UALR researchers aid in effort to ID Native Americans who served in WWI; long-overdue medals sought for vets

Published: 5 December 2022

By Ryan Anderson
via the Arkansas Democrat-Gazette newspaper web site

Former Haskell Institute Students turned WWI soldiers, circa 1918

Former Haskell Institute Students turned WWI soldiers, circa 1918

Former Haskell Institute Students turned WWI soldiers, circa 1918

Sequoyah center working to right a historical wrong

Native American soldiers deserving of honors for their World War I service could soon receive those decorations thanks in part to work being done at the University of Arkansas at Little Rock’s Sequoyah National Research Center.

“Some of these [individuals] never got the recognition they deserved, and their families and relatives may not even know about their actions,” said Erin Fehr, an archivist and assistant director of Sequoyah National Research Center. “Bringing that valor to light is what it’s all about.”

Sequoyah National Research Center is partnering with the George S. Robb Centre for the Study of the Great War at Park University in Missouri, home of the Valor Medals Review Project and Task Force, as a team of researchers and historians are researching African American, Native American, Asian American, Jewish American and Hispanic American soldiers who served from 1914 to 1921, according to Angie Faller, news director at UALR.

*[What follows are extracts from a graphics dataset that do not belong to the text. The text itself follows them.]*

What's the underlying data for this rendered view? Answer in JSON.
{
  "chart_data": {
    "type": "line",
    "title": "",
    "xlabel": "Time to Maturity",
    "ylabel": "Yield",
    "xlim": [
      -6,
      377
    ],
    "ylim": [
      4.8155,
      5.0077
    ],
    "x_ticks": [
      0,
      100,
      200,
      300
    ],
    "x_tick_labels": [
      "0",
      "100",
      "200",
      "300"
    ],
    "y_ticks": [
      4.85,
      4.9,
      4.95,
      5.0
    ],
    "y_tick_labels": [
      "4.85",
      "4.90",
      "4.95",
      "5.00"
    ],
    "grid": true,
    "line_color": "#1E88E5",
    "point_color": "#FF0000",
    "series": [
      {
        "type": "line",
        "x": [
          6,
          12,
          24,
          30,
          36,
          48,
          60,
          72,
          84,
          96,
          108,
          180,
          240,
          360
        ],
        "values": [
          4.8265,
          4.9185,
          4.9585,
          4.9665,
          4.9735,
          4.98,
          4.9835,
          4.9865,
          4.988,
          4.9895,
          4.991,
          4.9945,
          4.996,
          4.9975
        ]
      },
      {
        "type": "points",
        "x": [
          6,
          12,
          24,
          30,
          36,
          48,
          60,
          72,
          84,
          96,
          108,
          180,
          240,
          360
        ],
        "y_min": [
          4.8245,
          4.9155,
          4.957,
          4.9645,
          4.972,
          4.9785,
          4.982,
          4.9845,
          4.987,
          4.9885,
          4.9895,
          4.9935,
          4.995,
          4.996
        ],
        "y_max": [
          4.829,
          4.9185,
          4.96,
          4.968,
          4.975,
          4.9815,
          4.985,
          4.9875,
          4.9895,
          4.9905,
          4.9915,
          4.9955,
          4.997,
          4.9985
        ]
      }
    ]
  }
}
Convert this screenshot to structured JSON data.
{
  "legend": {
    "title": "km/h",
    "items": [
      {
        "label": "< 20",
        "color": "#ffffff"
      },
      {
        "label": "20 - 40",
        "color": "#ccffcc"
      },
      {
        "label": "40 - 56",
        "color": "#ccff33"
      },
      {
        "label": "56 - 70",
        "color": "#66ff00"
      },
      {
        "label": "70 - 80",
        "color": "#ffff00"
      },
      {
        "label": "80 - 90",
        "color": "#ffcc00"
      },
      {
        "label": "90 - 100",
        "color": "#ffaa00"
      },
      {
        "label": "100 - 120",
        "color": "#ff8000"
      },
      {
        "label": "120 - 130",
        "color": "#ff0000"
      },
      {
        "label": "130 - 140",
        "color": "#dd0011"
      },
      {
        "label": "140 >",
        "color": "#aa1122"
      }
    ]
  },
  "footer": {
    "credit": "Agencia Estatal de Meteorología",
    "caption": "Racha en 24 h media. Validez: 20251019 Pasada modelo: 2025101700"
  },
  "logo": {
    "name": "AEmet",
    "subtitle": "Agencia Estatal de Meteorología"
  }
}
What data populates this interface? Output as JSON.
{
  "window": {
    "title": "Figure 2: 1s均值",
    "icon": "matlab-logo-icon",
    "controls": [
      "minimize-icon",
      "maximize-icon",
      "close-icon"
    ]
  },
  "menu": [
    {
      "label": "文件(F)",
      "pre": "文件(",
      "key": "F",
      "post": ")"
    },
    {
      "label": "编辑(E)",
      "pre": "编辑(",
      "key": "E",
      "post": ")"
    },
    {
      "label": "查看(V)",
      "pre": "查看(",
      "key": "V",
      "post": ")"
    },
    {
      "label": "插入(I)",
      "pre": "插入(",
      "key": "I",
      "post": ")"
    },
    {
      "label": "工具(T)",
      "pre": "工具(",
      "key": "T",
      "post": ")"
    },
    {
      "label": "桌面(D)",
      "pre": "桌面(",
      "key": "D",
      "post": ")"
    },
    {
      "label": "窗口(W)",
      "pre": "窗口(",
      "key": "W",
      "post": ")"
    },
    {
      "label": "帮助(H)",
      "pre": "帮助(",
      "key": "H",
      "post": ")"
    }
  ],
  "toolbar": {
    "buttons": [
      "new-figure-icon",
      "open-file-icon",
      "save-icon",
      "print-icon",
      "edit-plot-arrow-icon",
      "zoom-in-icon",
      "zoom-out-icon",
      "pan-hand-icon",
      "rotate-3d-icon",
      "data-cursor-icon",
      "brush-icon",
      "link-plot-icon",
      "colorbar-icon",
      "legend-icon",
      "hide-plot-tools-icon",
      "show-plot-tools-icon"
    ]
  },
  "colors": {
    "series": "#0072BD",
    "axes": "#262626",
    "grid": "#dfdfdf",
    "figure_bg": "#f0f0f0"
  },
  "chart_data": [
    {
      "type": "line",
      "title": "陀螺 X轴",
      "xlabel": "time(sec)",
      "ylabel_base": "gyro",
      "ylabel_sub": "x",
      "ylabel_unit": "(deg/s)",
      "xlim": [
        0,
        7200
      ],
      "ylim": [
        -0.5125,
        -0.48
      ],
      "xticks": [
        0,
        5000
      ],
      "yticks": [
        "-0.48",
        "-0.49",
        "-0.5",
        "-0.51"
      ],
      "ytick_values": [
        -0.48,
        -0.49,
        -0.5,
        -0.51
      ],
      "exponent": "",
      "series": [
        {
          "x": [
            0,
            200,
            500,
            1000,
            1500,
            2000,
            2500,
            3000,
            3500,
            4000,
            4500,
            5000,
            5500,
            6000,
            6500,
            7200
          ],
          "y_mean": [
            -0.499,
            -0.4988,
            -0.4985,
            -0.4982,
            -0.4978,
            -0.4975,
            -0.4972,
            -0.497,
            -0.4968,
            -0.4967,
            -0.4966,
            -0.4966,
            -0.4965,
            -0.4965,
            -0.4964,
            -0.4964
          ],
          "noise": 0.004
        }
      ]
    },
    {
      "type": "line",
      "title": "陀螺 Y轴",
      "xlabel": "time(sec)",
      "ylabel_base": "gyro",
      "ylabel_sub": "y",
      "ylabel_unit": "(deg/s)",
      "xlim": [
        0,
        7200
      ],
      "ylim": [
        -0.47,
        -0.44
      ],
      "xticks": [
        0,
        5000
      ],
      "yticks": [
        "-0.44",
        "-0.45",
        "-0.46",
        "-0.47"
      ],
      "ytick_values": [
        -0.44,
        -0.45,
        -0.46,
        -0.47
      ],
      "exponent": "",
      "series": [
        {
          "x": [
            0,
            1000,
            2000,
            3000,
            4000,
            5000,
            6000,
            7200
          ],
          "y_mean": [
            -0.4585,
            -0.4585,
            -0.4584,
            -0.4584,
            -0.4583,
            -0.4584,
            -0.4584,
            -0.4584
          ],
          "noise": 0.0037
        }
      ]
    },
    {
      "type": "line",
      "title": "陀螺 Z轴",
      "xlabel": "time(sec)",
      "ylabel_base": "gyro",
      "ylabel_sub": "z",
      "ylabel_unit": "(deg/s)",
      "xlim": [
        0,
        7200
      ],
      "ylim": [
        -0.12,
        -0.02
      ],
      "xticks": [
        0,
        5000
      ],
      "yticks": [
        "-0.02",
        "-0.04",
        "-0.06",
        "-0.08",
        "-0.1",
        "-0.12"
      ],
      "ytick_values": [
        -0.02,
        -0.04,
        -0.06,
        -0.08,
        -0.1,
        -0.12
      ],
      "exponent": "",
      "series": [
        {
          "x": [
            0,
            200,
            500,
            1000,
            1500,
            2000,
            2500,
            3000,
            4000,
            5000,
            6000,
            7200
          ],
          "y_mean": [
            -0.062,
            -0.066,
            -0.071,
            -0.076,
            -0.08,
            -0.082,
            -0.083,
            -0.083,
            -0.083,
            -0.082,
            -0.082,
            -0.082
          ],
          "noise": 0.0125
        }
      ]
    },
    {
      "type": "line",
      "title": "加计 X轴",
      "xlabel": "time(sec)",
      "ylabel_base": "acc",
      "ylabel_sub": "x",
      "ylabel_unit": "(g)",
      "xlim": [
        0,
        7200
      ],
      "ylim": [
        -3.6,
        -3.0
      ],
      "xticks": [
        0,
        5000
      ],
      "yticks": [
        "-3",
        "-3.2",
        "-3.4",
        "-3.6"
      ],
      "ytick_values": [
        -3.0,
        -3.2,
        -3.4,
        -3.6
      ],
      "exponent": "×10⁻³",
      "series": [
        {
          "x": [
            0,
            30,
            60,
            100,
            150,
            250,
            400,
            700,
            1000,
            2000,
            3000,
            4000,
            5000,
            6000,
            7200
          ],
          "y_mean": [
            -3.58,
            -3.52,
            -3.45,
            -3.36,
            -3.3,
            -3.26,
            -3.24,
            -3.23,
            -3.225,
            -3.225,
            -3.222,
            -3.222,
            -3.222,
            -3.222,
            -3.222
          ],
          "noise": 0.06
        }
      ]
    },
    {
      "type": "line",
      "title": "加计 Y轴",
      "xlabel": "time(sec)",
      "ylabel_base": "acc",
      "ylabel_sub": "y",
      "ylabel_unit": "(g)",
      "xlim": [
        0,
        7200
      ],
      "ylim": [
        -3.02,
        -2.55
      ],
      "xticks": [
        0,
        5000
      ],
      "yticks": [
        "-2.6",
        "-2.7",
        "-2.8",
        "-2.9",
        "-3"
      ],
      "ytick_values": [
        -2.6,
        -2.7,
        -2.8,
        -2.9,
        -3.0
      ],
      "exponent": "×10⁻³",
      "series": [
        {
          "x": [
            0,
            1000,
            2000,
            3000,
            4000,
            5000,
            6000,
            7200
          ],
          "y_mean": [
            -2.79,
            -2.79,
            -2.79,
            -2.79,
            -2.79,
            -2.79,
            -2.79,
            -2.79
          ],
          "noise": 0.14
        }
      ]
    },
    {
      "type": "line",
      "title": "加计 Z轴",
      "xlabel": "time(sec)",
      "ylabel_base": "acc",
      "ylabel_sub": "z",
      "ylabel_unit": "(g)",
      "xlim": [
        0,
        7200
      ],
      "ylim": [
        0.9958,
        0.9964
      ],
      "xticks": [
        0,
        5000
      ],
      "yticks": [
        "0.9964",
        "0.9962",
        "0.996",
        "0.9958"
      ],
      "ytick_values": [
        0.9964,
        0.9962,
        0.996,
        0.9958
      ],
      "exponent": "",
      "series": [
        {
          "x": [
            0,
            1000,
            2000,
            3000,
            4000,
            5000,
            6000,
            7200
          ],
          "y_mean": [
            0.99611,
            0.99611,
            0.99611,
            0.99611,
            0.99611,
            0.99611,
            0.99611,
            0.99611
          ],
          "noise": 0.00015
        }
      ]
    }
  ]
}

To qualify for a review of what, if any, other medals they might be eligible for, the service member must have received a Distinguished Service Cross/Navy Cross and/or the French Croix de Guerre with Palm and/or been recommended for a Medal of Honor but downgraded. So far, more than 200 service members have qualified for review, including two dozen Native Americans.

In addition, Fehr said that in her research, she’s also discovered 14 Native American women served as nurses during the war. Her new “mission,” she said, is to “track down” all those names, and others, if necessary. “I feel there are probably more than 14, and this is a remarkable story nobody knows about.”

The Sequoyah National Research Center, which was originally created in 2005, aims to acquire and preserve the writings and ideas of Native North Americans by collecting the written word and art of Native Americans and creating a research atmosphere that invites indigenous peoples to make the Center an archival home for their creative work, according to the university. The collections there constitute the largest assemblage of Native American expression in the world, and the Center has been working to preserve the history of Native American soldiers who served in World War I for years, making it a felicitous choice for this project.

In 2017, when the Center put together a collection on Native American code talkers of World War I as part of the 100th anniversary of the U.S. entering the war, “we learned that many people don’t even know [Native Americans] fought in World War I,” Fehr said. That led to creating a record to document the “incredible” number who did serve.

From 2017 to 2019, Center employees created a website on American Indians and Alaska Natives in the war for the U.S. World War I Centennial Commission, as researchers sought to identify all of the estimated 12,000 Native Americans who served during World War I, according to Faller. The website, launched in January 2019, contained more than 6,000 names and has since been archived by the Library of Congress.